Netflix, Amazon and other newly crowned entertainment giants declined to talk about their real estate plans, but Hudson Pacific Chief Executive Victor Coleman sees them in the process of establishing real estate enclaves that are intended to last in perpetuity like universities. Netflix is all-in on Hollywood, for example, while Amazon Studios has locked in more than 600,000 square feet so far in Culver City.

Apple Inc., which will soon be creating its own content, and prestige cable channel HBO have also agreed to move into new buildings being erected in Culver City, a historic movie-making town that has seen an economic renaissance in the last decade, enhanced by the Expo Line light rail connecting it to downtown and Santa Monica.


Google is a giant of the Westside, with offices on Howard Hughes’ sprawling former aviation campus in Playa Vista and the planned expansion into 584,000 square feet in the former Westside Pavilion mall that owner Hudson Pacific has renamed One Westside.

In a separate project, developer Planting’s firm GPI Cos. is converting the former Macy’s department store at Westside Pavilion into offices for rent to tech and entertainment tenants that will be called West End.

As the FAANGs and similar big creative players such as video game companies establish their hubs, they’ll attract smaller companies in related businesses that want to serve them, Coleman said.

“The Netflix, Google and Amazons of the world are not going to their service providers,” he said. “Their service providers are going to them.”

West Hollywood developer David Simon says the providers are legion and propelling office leasing in what he calls the “ecosystems” surrounding the big players.


“One square foot of Netflix creates additional demand. There is a massive multiplier effect that is hard to quantify,” Simon said, but it may be as much as 10 to 1, made up of service providers such as production companies, distributors and writers who want to be near the big players.

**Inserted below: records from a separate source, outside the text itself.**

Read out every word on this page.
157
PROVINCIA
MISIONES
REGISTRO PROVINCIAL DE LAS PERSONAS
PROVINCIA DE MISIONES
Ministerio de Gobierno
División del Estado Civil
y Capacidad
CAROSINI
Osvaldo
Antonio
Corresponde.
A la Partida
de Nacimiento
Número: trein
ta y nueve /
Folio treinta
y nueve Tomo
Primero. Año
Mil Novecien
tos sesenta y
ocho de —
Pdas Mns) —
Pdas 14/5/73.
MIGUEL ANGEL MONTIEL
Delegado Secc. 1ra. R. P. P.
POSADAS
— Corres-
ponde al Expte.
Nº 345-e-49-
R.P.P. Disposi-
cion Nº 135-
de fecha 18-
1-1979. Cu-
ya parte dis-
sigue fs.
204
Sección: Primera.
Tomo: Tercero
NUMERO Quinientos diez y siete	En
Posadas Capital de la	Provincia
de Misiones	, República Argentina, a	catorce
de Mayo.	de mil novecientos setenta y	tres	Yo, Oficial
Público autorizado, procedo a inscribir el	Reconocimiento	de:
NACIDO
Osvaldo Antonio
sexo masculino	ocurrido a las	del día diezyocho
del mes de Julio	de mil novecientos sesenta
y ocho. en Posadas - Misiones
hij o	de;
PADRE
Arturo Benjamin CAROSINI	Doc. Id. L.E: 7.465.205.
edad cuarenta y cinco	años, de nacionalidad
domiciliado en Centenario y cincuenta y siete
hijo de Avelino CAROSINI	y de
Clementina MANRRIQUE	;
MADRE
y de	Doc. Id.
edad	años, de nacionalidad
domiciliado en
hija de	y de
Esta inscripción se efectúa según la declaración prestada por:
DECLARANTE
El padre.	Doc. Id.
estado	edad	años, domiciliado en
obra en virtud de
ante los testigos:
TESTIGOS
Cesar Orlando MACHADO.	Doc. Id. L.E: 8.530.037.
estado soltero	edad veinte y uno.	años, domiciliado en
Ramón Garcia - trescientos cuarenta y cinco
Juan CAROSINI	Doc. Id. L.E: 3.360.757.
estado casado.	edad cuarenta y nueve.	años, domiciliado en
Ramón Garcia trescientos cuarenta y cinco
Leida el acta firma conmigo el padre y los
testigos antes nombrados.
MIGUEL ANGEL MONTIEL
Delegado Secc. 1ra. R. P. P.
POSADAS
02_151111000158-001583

He recently founded Bardas Investment Group to buy and renovate or build new facilities for smaller players that will have similar architecture and other design elements and amenities like food service to what the big companies are providing their employees, as they compete for talent.

Simon was formerly with Kilroy Realty, which developed the former Hollywood headquarters for CBS, now known as Columbia Square, where such Viacom cable television networks as MTV, Comedy Central, BET and Spike TV are housed. Kilroy is also building a Hollywood office campus called On Vine that will be completed next year but is already leased to Netflix.

Office growth is also afoot in the San Fernando Valley, where several old-line entertainment industries are based. In April, Warner Bros. announced that it will in 2023 rent two new Frank Gehry-designed office towers fashioned to look like icebergs floating alongside the 134 Freeway in Burbank.

The towers will be built by entertainment industry landlord Jeff Worthe, who is selling Burbank Studios to Warner Bros. as part of a complex $1-billion real estate transaction.

More entertainment industry expansion is coming that will keep developers building the style of facilities the industry favors, he said.


“In general, all of these guys are growing,” Worthe said. “We are all adapting.”